Family Histories for the Rose and Kirkpatrick Families

Tuesday, July 18, 2017

Tombstone Tuesday: Chestnut Cemetery, Apalachicola, Florida

I stumbled across this cemetery on vacation in nearby St. George Island.  Apalachicola is a small town on the Gulf of Mexico in the Florida panhandle, known for it's oysters.

Chestnut Cemetery is the oldest cemetery in town, with burials dating back to the early 19th century.  It has a Southern Gothic quality; Spanish moss drips from the trees, the fences surrounding the cemetery and some of the plots are rusted and falling, and many of the stones are broken and falling down.

There were a number of stones of people born in Greece, Ireland and Germany who must have immigrated to the area in the early 1800s.

Catherina Spano, wife of Italian immigrant Salvador Spano.  The 1900 census indicates she was born in the United States, the daughter of Irish immigrants.  Salvador is a fish and oyster dealer.  Catherina died later that year age age 46.  

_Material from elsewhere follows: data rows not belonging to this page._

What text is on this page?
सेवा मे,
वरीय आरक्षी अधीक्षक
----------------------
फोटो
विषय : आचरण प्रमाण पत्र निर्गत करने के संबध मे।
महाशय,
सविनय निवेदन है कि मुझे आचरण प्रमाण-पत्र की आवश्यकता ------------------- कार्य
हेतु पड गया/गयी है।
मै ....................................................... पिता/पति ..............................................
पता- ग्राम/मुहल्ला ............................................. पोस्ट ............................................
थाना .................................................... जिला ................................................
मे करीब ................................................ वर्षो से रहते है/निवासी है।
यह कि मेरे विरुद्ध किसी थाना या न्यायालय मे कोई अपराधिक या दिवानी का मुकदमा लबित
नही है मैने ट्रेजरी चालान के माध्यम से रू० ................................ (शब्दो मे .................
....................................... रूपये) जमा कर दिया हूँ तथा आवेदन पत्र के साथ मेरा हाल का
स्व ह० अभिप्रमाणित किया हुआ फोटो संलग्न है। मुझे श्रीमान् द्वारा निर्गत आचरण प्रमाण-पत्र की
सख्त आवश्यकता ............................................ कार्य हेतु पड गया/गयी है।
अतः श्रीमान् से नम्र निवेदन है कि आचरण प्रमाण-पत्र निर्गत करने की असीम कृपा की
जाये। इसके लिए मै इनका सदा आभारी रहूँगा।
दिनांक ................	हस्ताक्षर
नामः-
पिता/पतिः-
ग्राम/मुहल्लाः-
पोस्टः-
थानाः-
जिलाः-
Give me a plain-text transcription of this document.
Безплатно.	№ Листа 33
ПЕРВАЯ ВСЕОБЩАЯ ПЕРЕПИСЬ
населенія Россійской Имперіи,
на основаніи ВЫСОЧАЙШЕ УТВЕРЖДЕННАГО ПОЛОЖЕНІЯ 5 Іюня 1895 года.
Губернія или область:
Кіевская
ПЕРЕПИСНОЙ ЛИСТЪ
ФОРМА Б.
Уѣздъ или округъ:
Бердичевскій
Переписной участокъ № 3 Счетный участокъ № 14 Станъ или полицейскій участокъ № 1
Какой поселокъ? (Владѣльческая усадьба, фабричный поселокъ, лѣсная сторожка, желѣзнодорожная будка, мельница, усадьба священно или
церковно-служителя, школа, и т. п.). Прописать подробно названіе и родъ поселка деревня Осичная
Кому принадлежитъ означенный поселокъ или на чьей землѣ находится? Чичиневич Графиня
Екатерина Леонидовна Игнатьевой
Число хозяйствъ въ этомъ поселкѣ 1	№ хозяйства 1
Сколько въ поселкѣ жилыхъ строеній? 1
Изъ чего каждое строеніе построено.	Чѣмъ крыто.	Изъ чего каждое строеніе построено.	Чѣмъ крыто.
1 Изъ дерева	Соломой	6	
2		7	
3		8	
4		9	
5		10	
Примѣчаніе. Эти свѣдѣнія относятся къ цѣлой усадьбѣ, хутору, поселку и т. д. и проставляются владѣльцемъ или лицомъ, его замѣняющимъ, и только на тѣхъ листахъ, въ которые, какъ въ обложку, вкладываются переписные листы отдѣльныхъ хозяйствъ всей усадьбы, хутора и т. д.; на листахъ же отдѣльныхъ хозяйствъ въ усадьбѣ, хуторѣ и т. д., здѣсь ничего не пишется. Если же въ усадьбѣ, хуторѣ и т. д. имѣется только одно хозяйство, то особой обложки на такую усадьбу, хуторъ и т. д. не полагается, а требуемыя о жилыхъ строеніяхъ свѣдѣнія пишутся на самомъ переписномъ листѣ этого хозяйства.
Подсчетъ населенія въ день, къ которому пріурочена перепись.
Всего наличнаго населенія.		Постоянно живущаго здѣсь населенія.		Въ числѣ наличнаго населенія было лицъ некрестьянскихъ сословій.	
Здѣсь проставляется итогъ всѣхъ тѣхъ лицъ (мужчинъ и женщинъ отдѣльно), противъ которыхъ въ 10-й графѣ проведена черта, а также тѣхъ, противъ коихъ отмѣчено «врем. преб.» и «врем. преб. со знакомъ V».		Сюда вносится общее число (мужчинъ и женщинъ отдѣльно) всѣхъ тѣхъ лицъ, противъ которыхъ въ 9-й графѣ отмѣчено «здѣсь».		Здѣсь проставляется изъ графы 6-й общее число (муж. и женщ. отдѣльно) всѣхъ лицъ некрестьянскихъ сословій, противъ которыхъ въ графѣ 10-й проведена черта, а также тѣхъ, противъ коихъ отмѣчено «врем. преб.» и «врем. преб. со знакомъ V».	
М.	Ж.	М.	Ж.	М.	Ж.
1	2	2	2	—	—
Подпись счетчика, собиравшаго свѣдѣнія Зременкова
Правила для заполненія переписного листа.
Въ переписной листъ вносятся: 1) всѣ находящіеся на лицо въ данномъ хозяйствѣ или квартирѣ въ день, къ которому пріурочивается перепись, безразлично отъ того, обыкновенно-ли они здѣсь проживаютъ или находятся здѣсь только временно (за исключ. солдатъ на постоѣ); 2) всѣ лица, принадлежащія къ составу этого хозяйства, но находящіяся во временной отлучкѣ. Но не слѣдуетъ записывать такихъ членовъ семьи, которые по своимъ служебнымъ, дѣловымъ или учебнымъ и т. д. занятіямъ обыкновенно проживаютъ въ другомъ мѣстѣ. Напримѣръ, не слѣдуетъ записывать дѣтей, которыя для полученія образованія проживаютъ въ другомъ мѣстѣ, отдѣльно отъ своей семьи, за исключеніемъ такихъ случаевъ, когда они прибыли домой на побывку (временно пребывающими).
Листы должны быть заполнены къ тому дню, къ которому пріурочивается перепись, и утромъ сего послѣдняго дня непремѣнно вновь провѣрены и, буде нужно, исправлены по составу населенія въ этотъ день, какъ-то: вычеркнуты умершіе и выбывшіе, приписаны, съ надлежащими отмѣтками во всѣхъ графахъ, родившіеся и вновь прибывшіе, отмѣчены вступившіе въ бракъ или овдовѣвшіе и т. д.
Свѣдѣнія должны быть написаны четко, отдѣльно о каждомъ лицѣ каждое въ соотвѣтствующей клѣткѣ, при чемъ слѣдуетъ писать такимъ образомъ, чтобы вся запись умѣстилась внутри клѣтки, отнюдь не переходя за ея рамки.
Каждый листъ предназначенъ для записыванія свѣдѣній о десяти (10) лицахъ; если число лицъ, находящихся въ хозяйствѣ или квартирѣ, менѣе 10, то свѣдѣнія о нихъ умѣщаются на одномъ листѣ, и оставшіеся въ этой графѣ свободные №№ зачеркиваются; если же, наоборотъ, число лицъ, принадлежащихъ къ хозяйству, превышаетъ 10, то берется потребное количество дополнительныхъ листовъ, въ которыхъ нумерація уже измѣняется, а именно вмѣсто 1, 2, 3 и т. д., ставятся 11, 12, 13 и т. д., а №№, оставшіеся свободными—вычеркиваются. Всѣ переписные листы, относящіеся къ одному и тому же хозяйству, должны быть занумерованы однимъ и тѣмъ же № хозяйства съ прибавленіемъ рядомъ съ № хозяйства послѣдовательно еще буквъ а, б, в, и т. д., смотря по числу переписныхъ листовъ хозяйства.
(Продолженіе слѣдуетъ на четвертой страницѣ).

Frederick Hoffman, born in Prussia in 1834, a seaman who died in Apalachicola in 1883 at age 49.
A small corner of the cemetery contains a number of unmarked graves and unreadable stones.  This may have been the burial place of slaves.  The below stone is Aunt Bella, "faithful servant of H. F. Simmons for over 40 years."  She was born in 1789 and died in 1852, having spent her entire life in slavery.  Henry F. Simmons (1784 - 1852), a farmer from Georgia and her owner,  is also buried in the cemetery.

Aunt Bella's grave

Henry F. Simmons grave

There are many children's graves in the cemetery and many of them were probably victims of malaria and yellow fever that periodically swept through the area.